Graham invites readers to view themselves as Mr. Market’s business partner. I would like to alter the analogy and invite you to consider yourself an out-of-town businessperson, preferably an overseas visitor, looking for investment opportunities. My reason is that, in my observation, so many people fail to avail themselves of Mr. Market’s largesse, but rather conduct themselves in sync with him.
So, here’s the scene. You come from a society with a foreign culture and a very different value system, which you esteem. In your wisdom, you recognize that your new country of residence, while offering great business opportunities, also exhibits tendencies you feel will serve as a bad influence on your family, most particularly a live-for-the-moment outlook that is corrosive to your long-term goals.
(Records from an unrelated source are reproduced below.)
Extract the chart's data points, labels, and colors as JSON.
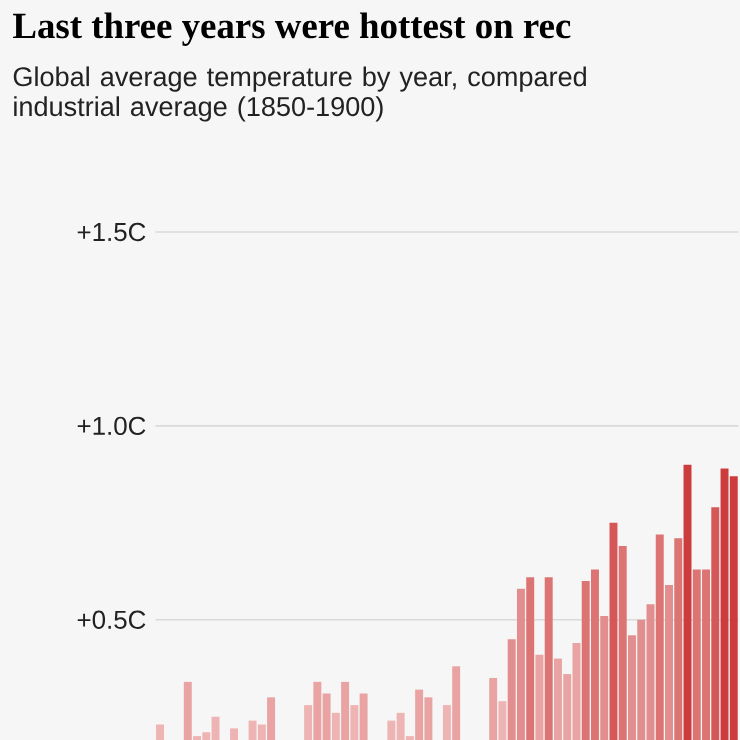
{
  "chart_data": {
    "type": "bar",
    "title": "Last three years were hottest on rec",
    "subtitle": "Global average temperature by year, compared industrial average (1850-1900)",
    "categories": [
      null,
      null,
      null,
      null,
      null,
      null,
      null,
      null,
      null,
      null,
      null,
      null,
      null,
      null,
      null,
      null,
      null,
      null,
      null,
      null,
      null,
      null,
      null,
      null,
      null,
      null,
      null,
      null,
      null,
      null,
      null,
      null,
      null,
      null,
      null,
      null,
      null,
      null,
      null,
      null,
      null,
      null,
      null,
      null,
      null,
      null,
      null,
      null,
      null,
      null,
      null,
      null,
      null,
      null,
      null,
      null,
      null,
      null,
      null,
      null,
      null,
      null,
      null
    ],
    "values": [
      0.23,
      null,
      null,
      0.34,
      0.2,
      0.21,
      0.25,
      null,
      0.22,
      null,
      0.24,
      0.23,
      0.3,
      null,
      null,
      null,
      0.28,
      0.34,
      0.31,
      0.26,
      0.34,
      0.28,
      0.31,
      null,
      null,
      0.24,
      0.26,
      0.2,
      0.32,
      0.3,
      null,
      0.28,
      0.38,
      null,
      null,
      null,
      0.35,
      0.29,
      0.45,
      0.58,
      0.61,
      0.41,
      0.61,
      0.4,
      0.36,
      0.44,
      0.6,
      0.63,
      0.51,
      0.75,
      0.69,
      0.46,
      0.5,
      0.54,
      0.72,
      0.59,
      0.71,
      0.9,
      0.63,
      0.63,
      0.79,
      0.89,
      0.87
    ],
    "colors": [
      "#eeb4b4",
      null,
      null,
      "#e9a3a3",
      "#eeb4b4",
      "#eeb4b4",
      "#eeb4b4",
      null,
      "#eeb4b4",
      null,
      "#eeb4b4",
      "#eeb4b4",
      "#e9a3a3",
      null,
      null,
      null,
      "#eeb4b4",
      "#e9a3a3",
      "#e9a3a3",
      "#eeb4b4",
      "#e9a3a3",
      "#eeb4b4",
      "#e9a3a3",
      null,
      null,
      "#eeb4b4",
      "#eeb4b4",
      "#eeb4b4",
      "#e9a3a3",
      "#e9a3a3",
      null,
      "#eeb4b4",
      "#e9a3a3",
      null,
      null,
      null,
      "#e9a3a3",
      "#eeb4b4",
      "#e38e8e",
      "#e38e8e",
      "#dc7474",
      "#e9a3a3",
      "#dc7474",
      "#e9a3a3",
      "#e9a3a3",
      "#e9a3a3",
      "#dc7474",
      "#dc7474",
      "#e38e8e",
      "#d55757",
      "#dc7474",
      "#e38e8e",
      "#e38e8e",
      "#e38e8e",
      "#dc7474",
      "#e38e8e",
      "#dc7474",
      "#cc3c3c",
      "#dc7474",
      "#dc7474",
      "#d55757",
      "#cc3c3c",
      "#cc3c3c"
    ],
    "ylim": [
      0.19,
      1.5
    ],
    "yticks": [
      {
        "value": 0.5,
        "label": "+0.5C"
      },
      {
        "value": 1.0,
        "label": "+1.0C"
      },
      {
        "value": 1.5,
        "label": "+1.5C"
      }
    ],
    "grid": "y",
    "tick_labels": "y"
  }
}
So, you enroll your children in a private school that reflects your values, you constantly point out the errors of short-termism that you see and you clip articles that reflect your point of view and post them on the refrigerator as permanent reminders of your philosophy.
Keeping up with the news could have value – for the minority who know how to assimilate the information, to understand that Mr. Market may be poised to plunge into his depressive phase again. But investors not yet conditioned to take the opposite end of Mr. Market’s trades could start by posting an article on their refrigerator. By surrounding yourself with good influences, you can begin to build an immunity to the bad cultural influences in the investment world.